A recent study showed that almost 40% of adults who had asthma also had insomnia. These patients also suffered from higher rates of anxiety and depression and had higher weights. The study didn’t necessarily show a cause-and-effect relationship. However, having insomnia can significantly affect a person’s quality of life and severity of asthma. Additionally, asthma symptoms often worsen at nighttime, leading to a higher rate of sleep disturbances.

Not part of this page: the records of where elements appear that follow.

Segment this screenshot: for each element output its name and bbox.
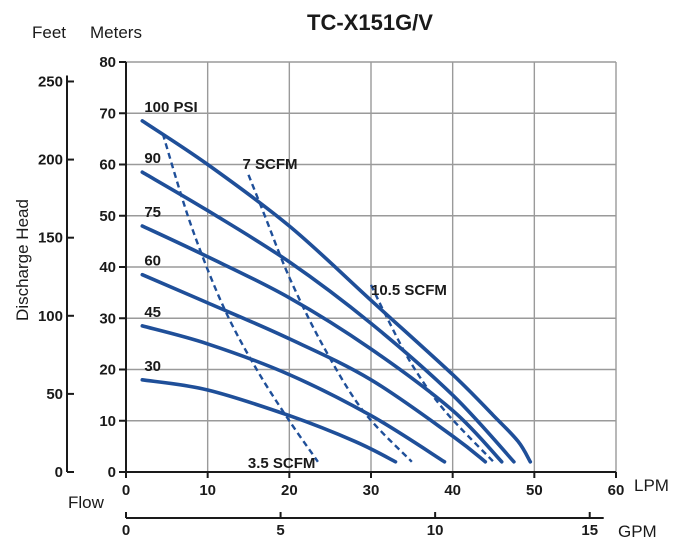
y-tick-label: 60 bbox=[99, 157, 116, 174]
scfm-line bbox=[369, 284, 495, 463]
feet-unit-label: Feet bbox=[32, 23, 66, 42]
x-axis-label: Flow bbox=[68, 493, 105, 512]
scfm-line bbox=[247, 174, 413, 463]
y-tick-label: 30 bbox=[99, 310, 116, 327]
x-tick-label: 60 bbox=[608, 482, 625, 499]
gpm-unit-label: GPM bbox=[618, 522, 657, 541]
feet-tick-label: 50 bbox=[46, 386, 63, 403]
scfm-label: 10.5 SCFM bbox=[371, 282, 447, 299]
grid bbox=[126, 61, 617, 472]
series-label: 90 bbox=[144, 150, 161, 167]
series-line bbox=[140, 119, 533, 464]
x-tick-label: 20 bbox=[281, 482, 298, 499]
x-tick-label: 50 bbox=[526, 482, 543, 499]
meters-unit-label: Meters bbox=[90, 23, 142, 42]
gpm-tick-label: 5 bbox=[276, 522, 284, 539]
series-line bbox=[140, 170, 516, 464]
scfm-line bbox=[161, 133, 319, 463]
y-tick-label: 0 bbox=[108, 464, 116, 481]
lpm-unit-label: LPM bbox=[634, 476, 669, 495]
feet-tick-label: 150 bbox=[38, 230, 63, 247]
scfm-label: 7 SCFM bbox=[243, 156, 298, 173]
series-label: 100 PSI bbox=[144, 99, 197, 116]
series-label: 45 bbox=[144, 304, 161, 321]
feet-tick-label: 200 bbox=[38, 152, 63, 169]
x-tick-label: 0 bbox=[122, 482, 130, 499]
y-tick-label: 10 bbox=[99, 413, 116, 430]
series-line bbox=[140, 224, 504, 464]
y-tick-label: 80 bbox=[99, 54, 116, 71]
x-tick-label: 40 bbox=[444, 482, 461, 499]
pressure-curves bbox=[140, 119, 533, 464]
x-tick-label: 10 bbox=[199, 482, 216, 499]
chart-title: TC-X151G/V bbox=[307, 10, 433, 35]
series-line bbox=[140, 324, 447, 464]
x-tick-label: 30 bbox=[363, 482, 380, 499]
y-tick-label: 20 bbox=[99, 362, 116, 379]
y-tick-label: 70 bbox=[99, 105, 116, 122]
y-axis-label: Discharge Head bbox=[13, 199, 32, 321]
gpm-tick-label: 10 bbox=[427, 522, 444, 539]
feet-tick-label: 100 bbox=[38, 308, 63, 325]
scfm-label: 3.5 SCFM bbox=[248, 455, 316, 472]
y-tick-label: 40 bbox=[99, 259, 116, 276]
feet-tick-label: 0 bbox=[55, 464, 63, 481]
curve-labels: 3.5 SCFM 7 SCFM 10.5 SCFM 30 45 60 75 90 100 PSI bbox=[144, 99, 447, 472]
series-line bbox=[140, 272, 488, 464]
series-label: 75 bbox=[144, 204, 161, 221]
gpm-tick-label: 15 bbox=[581, 522, 598, 539]
feet-tick-label: 250 bbox=[38, 73, 63, 90]
series-line bbox=[140, 378, 398, 464]
series-label: 30 bbox=[144, 358, 161, 375]
series-label: 60 bbox=[144, 253, 161, 270]
scfm-lines bbox=[161, 133, 495, 463]
y-tick-label: 50 bbox=[99, 208, 116, 225]
gpm-tick-label: 0 bbox=[122, 522, 130, 539]
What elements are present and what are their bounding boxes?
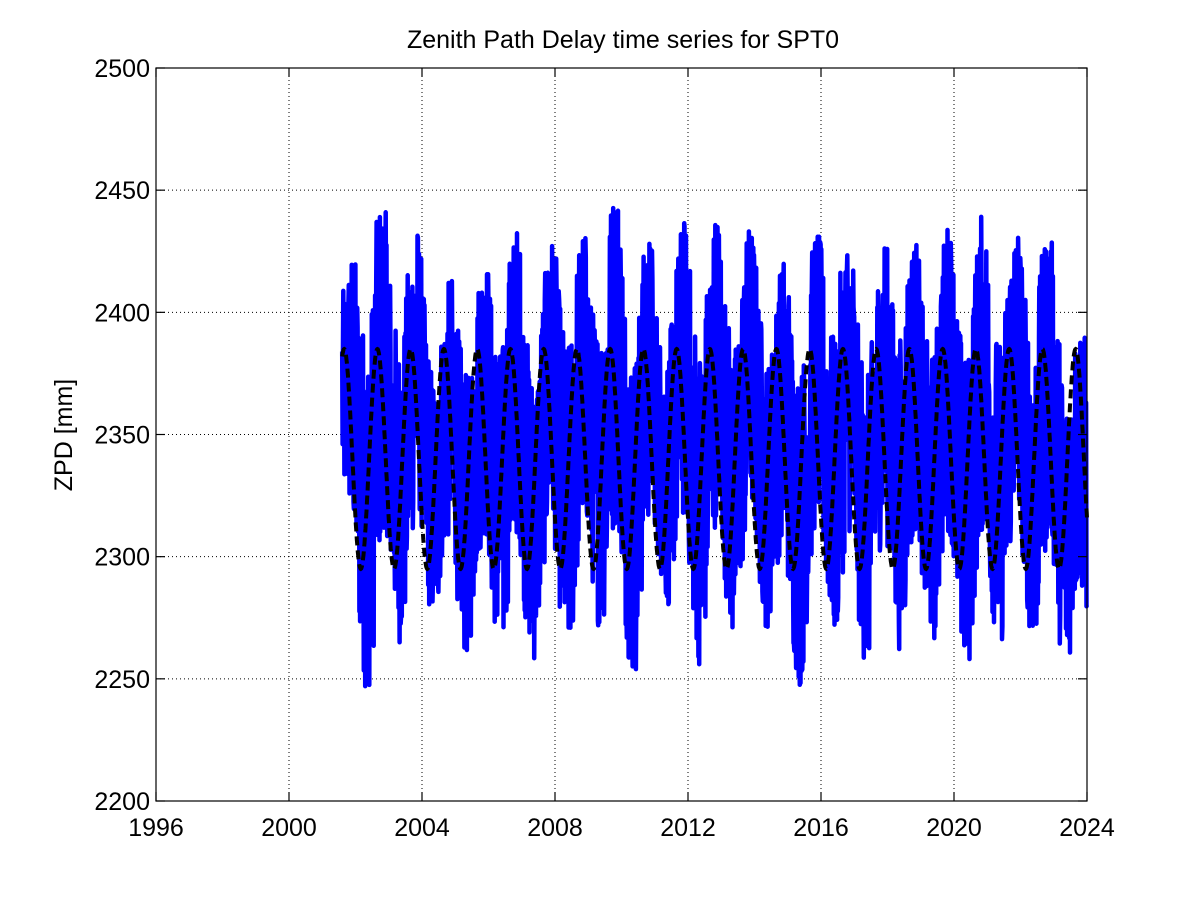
y-axis-label: ZPD [mm] (50, 379, 78, 492)
x-tick-label: 2016 (793, 814, 849, 842)
chart-title: Zenith Path Delay time series for SPT0 (407, 26, 839, 54)
x-tick-label: 1996 (128, 814, 184, 842)
y-tick-label: 2300 (94, 544, 150, 572)
y-tick-label: 2200 (94, 788, 150, 816)
y-tick-label: 2500 (94, 55, 150, 83)
x-tick-label: 2000 (261, 814, 317, 842)
plot-area: 1996 2000 2004 2008 2012 2016 2020 2024 2200 2250… (94, 55, 1115, 842)
y-tick-label: 2450 (94, 177, 150, 205)
y-tick-label: 2350 (94, 422, 150, 450)
x-tick-label: 2008 (527, 814, 583, 842)
x-tick-label: 2012 (660, 814, 716, 842)
x-tick-label: 2020 (926, 814, 982, 842)
axis-ticks: 1996 2000 2004 2008 2012 2016 2020 2024 2200 2250… (94, 55, 1115, 842)
x-tick-label: 2004 (394, 814, 450, 842)
y-tick-label: 2250 (94, 666, 150, 694)
y-tick-label: 2400 (94, 299, 150, 327)
series-seasonal-model (340, 346, 1089, 572)
x-tick-label: 2024 (1059, 814, 1115, 842)
seasonal-model-line (340, 346, 1089, 572)
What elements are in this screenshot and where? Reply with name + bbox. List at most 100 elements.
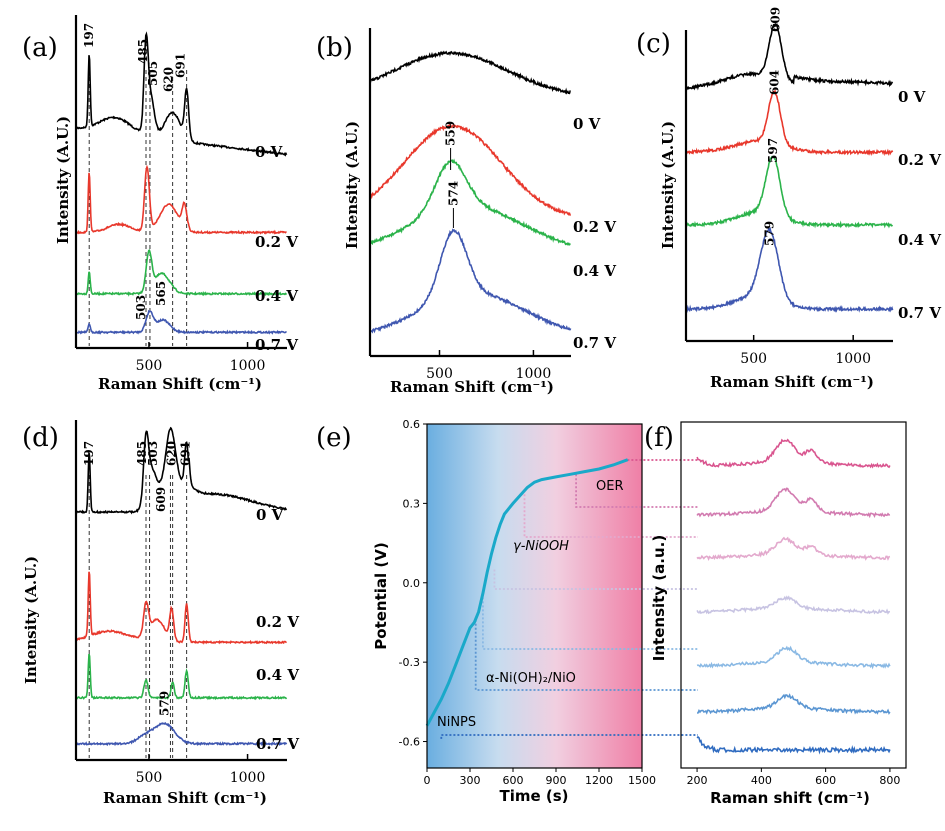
x-tick-label: 900 xyxy=(546,774,567,787)
peak-label: 691 xyxy=(174,53,188,78)
annotation-oer: OER xyxy=(596,479,623,494)
voltage-label: 0.7 V xyxy=(256,735,299,753)
series-0-4v xyxy=(685,155,894,229)
x-tick-label: 1000 xyxy=(230,358,266,374)
series-0v xyxy=(75,31,288,157)
peak-label: 197 xyxy=(82,23,96,48)
voltage-label: 0.7 V xyxy=(573,334,616,352)
series-0v xyxy=(685,22,894,91)
x-tick-label: 500 xyxy=(426,366,453,382)
x-tick-label: 1500 xyxy=(628,774,656,787)
series-0-4v xyxy=(369,158,571,246)
spectrum-4 xyxy=(696,595,890,615)
voltage-label: 0 V xyxy=(255,143,283,161)
peak-label: 609 xyxy=(154,487,168,512)
series-0-2v xyxy=(75,164,287,235)
voltage-label: 0.2 V xyxy=(255,233,298,251)
peak-label: 620 xyxy=(165,441,179,466)
peak-label: 503 xyxy=(146,441,160,466)
annotation-alpha-nioh2-nio: α-Ni(OH)₂/NiO xyxy=(486,671,576,686)
peak-label: 565 xyxy=(154,281,168,306)
x-tick-label: 300 xyxy=(460,774,481,787)
series-0-4v xyxy=(75,249,288,297)
x-tick-label: 400 xyxy=(751,774,772,787)
spectrum-7 xyxy=(696,735,891,755)
voltage-label: 0 V xyxy=(573,115,601,133)
voltage-label: 0.2 V xyxy=(573,218,616,236)
series-0-7v xyxy=(75,721,288,747)
potential-curve xyxy=(425,458,629,727)
panel-d-xlabel: Raman Shift (cm⁻¹) xyxy=(103,789,267,807)
panel-e: (e) 0 300 600 900 1200 15000.60.30.0-0.3-0.6 … xyxy=(316,418,698,805)
panel-b: (b) 500 1000 Raman Shift (cm⁻¹) Intensity… xyxy=(316,28,616,396)
panel-b-ylabel: Intensity (A.U.) xyxy=(343,121,361,249)
panel-a: (a) 500 1000 Raman Shift (cm⁻¹) Intensity… xyxy=(22,15,298,393)
panel-a-ylabel: Intensity (A.U.) xyxy=(54,116,72,244)
peak-label: 559 xyxy=(444,121,458,146)
peak-label: 609 xyxy=(768,7,782,32)
x-tick-label: 600 xyxy=(503,774,524,787)
panel-a-xlabel: Raman Shift (cm⁻¹) xyxy=(98,375,262,393)
series-0v xyxy=(369,50,571,95)
x-tick-label: 500 xyxy=(136,358,163,374)
peak-label: 485 xyxy=(136,39,150,64)
panel-c-xlabel: Raman Shift (cm⁻¹) xyxy=(710,373,874,391)
peak-label: 505 xyxy=(146,61,160,86)
peak-label: 579 xyxy=(157,691,171,716)
panel-f-label: (f) xyxy=(644,423,674,453)
x-tick-label: 200 xyxy=(687,774,708,787)
spectrum-2 xyxy=(696,487,891,519)
y-tick-label: 0.6 xyxy=(403,418,421,431)
series-0-7v xyxy=(685,226,894,313)
x-tick-label: 0 xyxy=(424,774,431,787)
x-tick-label: 800 xyxy=(879,774,900,787)
panel-c: (c) 500 1000 Raman Shift (cm⁻¹) Intensity… xyxy=(636,7,941,391)
voltage-label: 0.7 V xyxy=(255,336,298,354)
peak-label: 197 xyxy=(82,441,96,466)
panel-e-label: (e) xyxy=(316,423,352,453)
voltage-label: 0.4 V xyxy=(256,666,299,684)
x-tick-label: 500 xyxy=(136,770,163,786)
x-tick-label: 600 xyxy=(815,774,836,787)
y-tick-label: 0.0 xyxy=(403,577,421,590)
panel-f-ylabel: Intensity (a.u.) xyxy=(650,535,668,661)
voltage-label: 0.4 V xyxy=(573,262,616,280)
panel-d-label: (d) xyxy=(22,423,59,453)
panel-f: (f) 200 400 600 800 Raman shift (cm⁻¹) Inte… xyxy=(644,421,907,807)
guide-line xyxy=(575,474,698,508)
spectrum-3 xyxy=(696,536,891,562)
x-tick-label: 1000 xyxy=(230,770,266,786)
panel-d-ylabel: Intensity (A.U.) xyxy=(22,556,40,684)
panel-b-xlabel: Raman Shift (cm⁻¹) xyxy=(390,378,554,396)
voltage-label: 0 V xyxy=(898,88,926,106)
peak-label: 485 xyxy=(135,441,149,466)
y-tick-label: -0.6 xyxy=(399,736,420,749)
panel-b-label: (b) xyxy=(316,33,353,63)
panel-e-frame xyxy=(426,423,643,769)
peak-label: 691 xyxy=(179,441,193,466)
peak-label: 620 xyxy=(162,67,176,92)
panel-f-xlabel: Raman shift (cm⁻¹) xyxy=(710,789,870,807)
peak-label: 579 xyxy=(762,221,776,246)
x-tick-label: 1200 xyxy=(585,774,613,787)
voltage-label: 0.2 V xyxy=(898,151,941,169)
series-0-2v xyxy=(75,571,287,645)
series-0-4v xyxy=(75,653,288,701)
series-0-2v xyxy=(685,89,894,157)
x-tick-label: 500 xyxy=(740,351,767,367)
guide-line xyxy=(440,734,698,739)
series-0-7v xyxy=(76,309,287,335)
voltage-label: 0.7 V xyxy=(898,304,941,322)
panel-c-ylabel: Intensity (A.U.) xyxy=(659,121,677,249)
peak-label: 604 xyxy=(767,70,781,95)
peak-label: 503 xyxy=(134,295,148,320)
x-tick-label: 1000 xyxy=(835,351,871,367)
series-0-7v xyxy=(369,228,572,334)
panel-d: (d) 500 1000 Raman Shift (cm⁻¹) Intensity… xyxy=(22,420,299,807)
spectrum-5 xyxy=(696,645,891,670)
annotation-ninps: NiNPS xyxy=(437,715,476,730)
peak-label: 574 xyxy=(446,181,460,206)
annotation-gamma-niooh: γ-NiOOH xyxy=(513,539,569,554)
panel-a-label: (a) xyxy=(22,33,58,63)
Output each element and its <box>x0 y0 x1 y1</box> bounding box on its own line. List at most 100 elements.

2. A cough that won’t go away

Asthma doesn’t just cause shortness of breath. A chronic cough is one of the most common signs of asthma. Chronic is defined as a cough lasting for 2 months or longer. In patients with asthma, coughs are often nonproductive, meaning the cough doesn’t expel any phlegm or mucus. This is called a dry cough. A dry cough accompanied by wheezing is prevalent in patients with asthma.

3. Pain in the chest

After an asthma attack, many patients experience a tightness in the chest due to the constriction and inflammation of the airways. People should know what types of chest pain are most common and when to seek treatment for asthma-related chest pain. Because chest pain can also be a symptom of a heart incident, patients should always seek treatment if the pain is severe or radiating down the arms. Slight chest soreness from coughing or wheezing is common. More severe pain should be evaluated by a healthcare provider.

What can you do?

Common asthma treatment can include the use of oral corticosteroids or quick-relief inhalers. A doctor may recommend using an inhaler at specific times, such as before exercise. Treatment plans also involve avoiding asthma triggers, such as certain allergens, cigarette smoke, cold air, dust, or certain chemicals and cleaners. Patients may also benefit from alternative treatment methods, such as deep breathing exercises or meditation.

Find treatment options

People who experience coughing, wheezing, or difficulty breathing should make an appointment with an ear, nose, and throat (ENT) specialist to find diagnosis and treatment options. With an ENT’s help, patients can successfully manage asthma symptoms and experience an improved quality of life.